Brebeuf's president, Fr. Bill Verbryke, noted in a statement on Sunday addressed to the school community:
In lieu of celebrating the Mass of the Holy Spirit as a traditional opening-of-the-school-year Mass on Thursday, August 15, our Brebeuf Jesuit community will call upon the blessings of the Holy Spirit in our school community for this academic year by holding a school-wide prayer service during the school day.
Now, the school is appealing to the Vatican's Congregation for Catholic Education, hoping to regain its "Catholic" title, as well as the ability to have all-school Masses.
Father Verbryke's statement said, "We have begun the process of appealing Archbishop Thompson's decree. The appeal process is being led by Fr. Brian Paulson, S.J., the Provincial of the USA Midwest Province of the Society of Jesus (the Jesuits), and his staff, in conjunction with input and support from our school leadership."
"The first stage of the appeal involved formally requesting that the Archbishop reconsider and rescind his decree," the statement continued, adding:
He declined to do that. We are now in the second stage of the appeal, in which Fr. Paulson, on behalf of Brebeuf Jesuit, has asked the Congregation for Catholic Education in Rome to consider and address the issues at hand and, hopefully, suspend the effects of the decree during the appeal process.
Pro-LGBT Jesuit celebrity priest Fr. James Martin commented on the controversy at Brebeuf, arguing on Twitter Monday, "The only employees whose lives are placed under a moral microscope are LGBT people. This is clearly discriminatory. Denying the Eucharist to schoolchildren for this reason only makes it worse."
The only employees whose lives are placed under a moral microscope are LGBT people. This is clearly discriminatory. Denying the Eucharist to schoolchildren for this reason only makes it worse.— James Martin, SJ (@JamesMartinSJ) August 5, 2019
This was just one part of a seven-tweet thread that Fr. Martin composed about the controversy at Brebeuf.

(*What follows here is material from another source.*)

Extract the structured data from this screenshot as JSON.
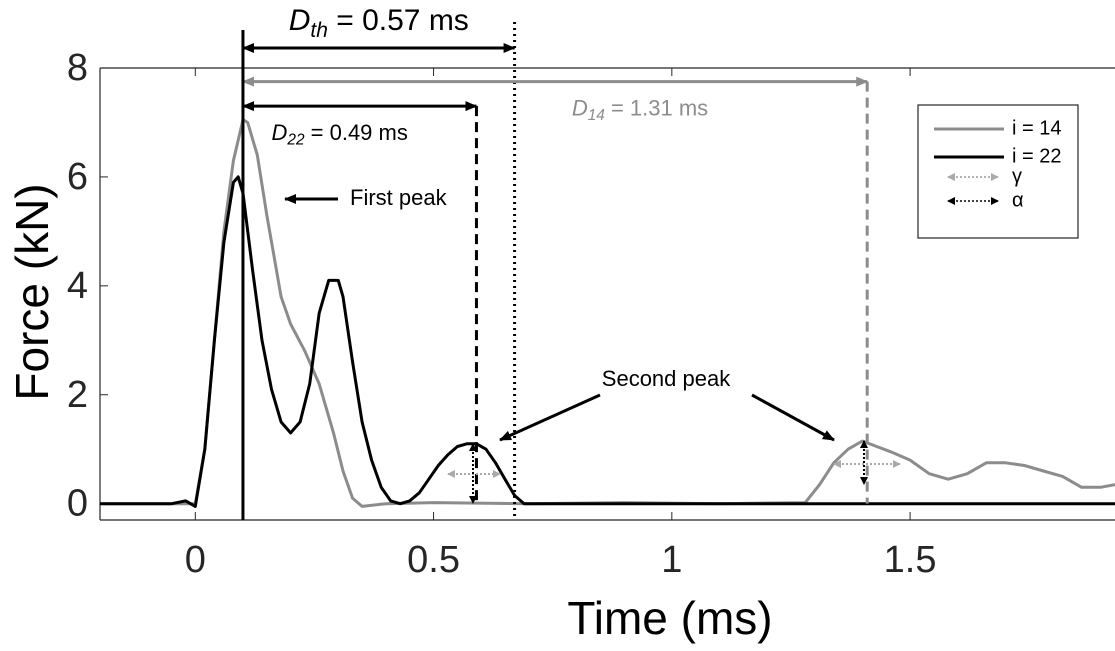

The teacher that Brebeuf's administrators refused to dismiss is Layton Payne-Elliott. His same-sex "husband," Joshua Payne-Elliott, was dismissed from teaching at Cathedral High School — another Catholic school in the Indianapolis archdiocese — in June.
Joshua filed suit against the Indianapolis archdiocese for his dismissal — while his partner, Layton, remains on staff at Brebeuf.
The Indianapolis archdiocese has caught flak repeatedly in recent times for schools dismissing faculty members in same-sex unions.
Another Catholic school in the Indianapolis archdiocese, Roncalli High School, put a guidance counselor on leave in August 2018 who was legally "married" to another woman. Then, in March 2019, the school dismissed a different guidance counselor who was also in a same-sex union. Those two counselors have taken legal action against both the archdiocese and the high school.
In reference to Catholic schools, the Code of Canon Law says that "teachers are to be outstanding in correct doctrine and integrity of life" (Canon 803, section 2).
Archbishop Thompson and Superintendent Gina Fleming emphasized this point during a press gathering on June 27, convened to address the controversies over gay teachers' dismissals.
The archbishop noted that teachers and other employees of Catholic institutions are expected to give "ministerial witness" to the Catholic faith, which includes living in accord with Catholic moral teaching.
In like manner, Fleming argued, "So if we work for the Church, we certainly are expected to convey and be supportive of Church teachings — not only in our classrooms and our schools, but in the way we live our lives."